Texas Rear View Mirror
By: Pete Pistone - @PPistone | MRN.com on April 10, 2011 | 5:55 P.M. EST
Matt Kenseth gave owner Jack Roush his eighth victory at Texas Motor Speedway. (Photo: Getty Images)
Night time is definitely the right time for NASCAR.
Look no further than the packed grandstands at Saturday night’s Samsung Mobile 500 at Texas Motor Speedway for proof that for NASCAR to grow more prime time events are needed.
And if the television Gods are smiling on the sport, I have a feeling the ratings for Saturday night’s telecast on FOX will also be a positive story.
As of now there are 12 events runs under the lights during the Sprint Cup season including 10 points-paying races and the Budweiser Shootout/Sprint All-Star Race exhibitions.
I think there’s room for three more and if attendance and television ratings are the criteria, NASCAR should be working on that plan immediately.
One additional race during the 26-races that make up the “regular” season should be brought under the lights. Perhaps temporary lighting at Martinsville or perhaps Dover would spice up those weekends of racing and generate the additional buzz and attention night racing seems to generate.
I’ve long been a proponent of a weeknight race and there does now seem to be some sentiment to at least give it a try. Texas president Eddie Gossage, after witnessing more than 100,000 fans turn out on a Monday afternoon after last year’s April TMS rain-out, pretty much volunteered to give that idea a shot.
As a way to maybe send up a trial balloon, why not take the All-Star Race and move that to the Wednesday night before Memorial Day weekend? That would eliminate fans needing to choose between spending two weekends in Charlotte every May, a pricey venture to say the least, and compact one of the best strings of racing into a tidy Wednesday-Sunday schedule. The All-Star Race (Wednesday), Sprint Cup qualifying (Thursday), truck series race (Friday), Nationwide Series event (Saturday) and Coca-Cola 600 Sunday finale would rival Daytona’s “Speedweeks” in prestige.
That puts the all-star gathering in prime time during the week and also opens up another weekend on the schedule to either give the sport a breather or to tighten up the calendar.
Once the Chase rolls around, like Charlotte’s Saturday night date in October, I’d add two more stops in the championship to the prime time list. Again television ratings, like Charlotte’s last fall, would be significantly higher without going head to had against the NFL on a pair of Sunday afternoons. And even though there is college football to contend with, I still believe attendance and attention for two more Saturday night races during the Chase would prevail.
Every other major sport has gravitated to more and more prime time events. NASCAR needs to follow the lead to a point and this weekend’s racing in Texas is evidence as to why.

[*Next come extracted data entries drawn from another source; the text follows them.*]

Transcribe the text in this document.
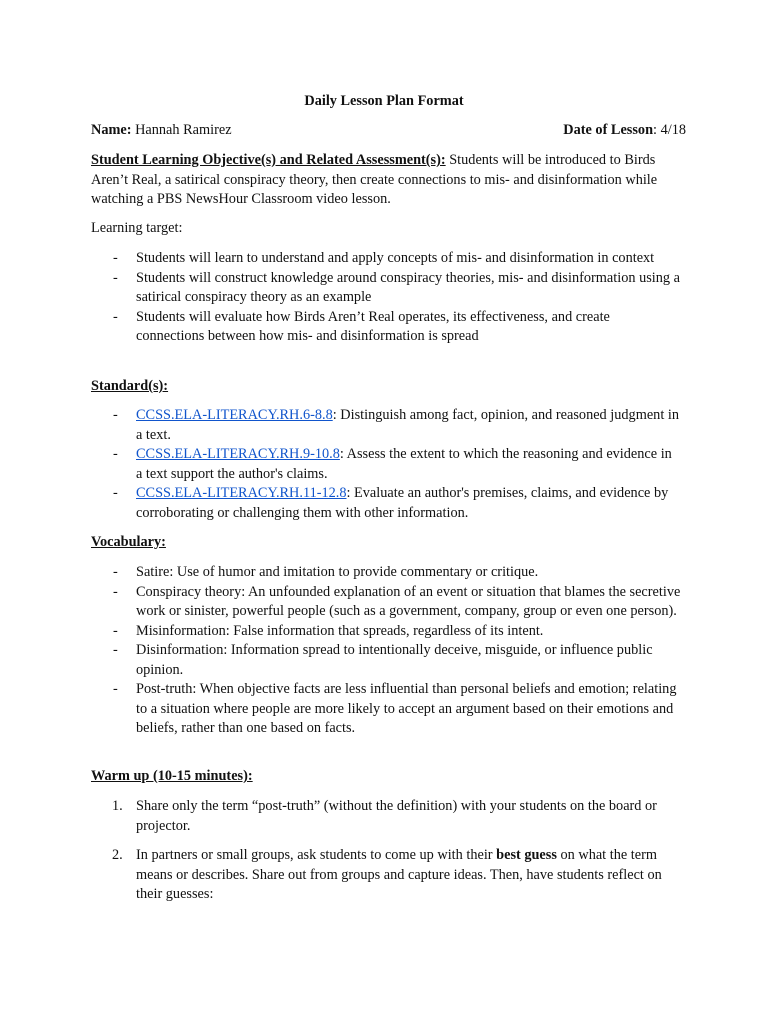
Daily Lesson Plan Format
Name: Hannah Ramirez	Date of Lesson: 4/18
Student Learning Objective(s) and Related Assessment(s): Students will be introduced to Birds Aren’t Real, a satirical conspiracy theory, then create connections to mis- and disinformation while watching a PBS NewsHour Classroom video lesson.
Learning target:
- Students will learn to understand and apply concepts of mis- and disinformation in context
- Students will construct knowledge around conspiracy theories, mis- and disinformation using a satirical conspiracy theory as an example
- Students will evaluate how Birds Aren’t Real operates, its effectiveness, and create connections between how mis- and disinformation is spread
Standard(s):
- CCSS.ELA-LITERACY.RH.6-8.8: Distinguish among fact, opinion, and reasoned judgment in a text.
- CCSS.ELA-LITERACY.RH.9-10.8: Assess the extent to which the reasoning and evidence in a text support the author's claims.
- CCSS.ELA-LITERACY.RH.11-12.8: Evaluate an author's premises, claims, and evidence by corroborating or challenging them with other information.
Vocabulary:
- Satire: Use of humor and imitation to provide commentary or critique.
- Conspiracy theory: An unfounded explanation of an event or situation that blames the secretive work or sinister, powerful people (such as a government, company, group or even one person).
- Misinformation: False information that spreads, regardless of its intent.
- Disinformation: Information spread to intentionally deceive, misguide, or influence public opinion.
- Post-truth: When objective facts are less influential than personal beliefs and emotion; relating to a situation where people are more likely to accept an argument based on their emotions and beliefs, rather than one based on facts.
Warm up (10-15 minutes):
1. Share only the term “post-truth” (without the definition) with your students on the board or projector.
2. In partners or small groups, ask students to come up with their best guess on what the term means or describes. Share out from groups and capture ideas. Then, have students reflect on their guesses:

- Roush Fenway Racing continued its resurgence with the performance Saturday night led by Matt Kenseth who snapped his winless streak that dated back to Fontana in February of 2009. The run by RFR punctuated just how fortunes have changed with the team and the manufacturer when a year ago at this time most of the attention was of the “what’s wrong with?” category.
- The gamble on fuel wound up biting both Tony Stewart and Jeff Gordon big time as both ran out of gas coming to the finish line and had potential top ten finishes wiped out. For Stewart it was the latest chapter in another strategy gone wrong and a set of circumstances rising up near the end of a race to take a potential top finish away. It will be very interesting to see how the Stewart-Haas Racing flagship team progresses over the next few weeks.
- The award for saltiest radio communication goes to Kurt Busch again Saturday night, who as is his style wasn’t very pleased with things most of the night. The Penske Racing No. 22 team had some potential fuel strategy at the end come up about 10 laps shy of working out but in the end since the hot start at Speedweeks in Daytona it’s been a bit of a challenge in recent weeks for Busch and crew chief Steve Addington.
- Dale Earnhardt Jr. wasn’t able to end his long winless drought like Matt Kenseth but once again had a top-10 finish to show for his efforts on Saturday night. The march up the point standings continued for the No. 88 team and with Talladega and Richmond ahead – two tracks where Earnhardt has excelled in recent years – the possibility of a trip to Victory Lane soon remains very real.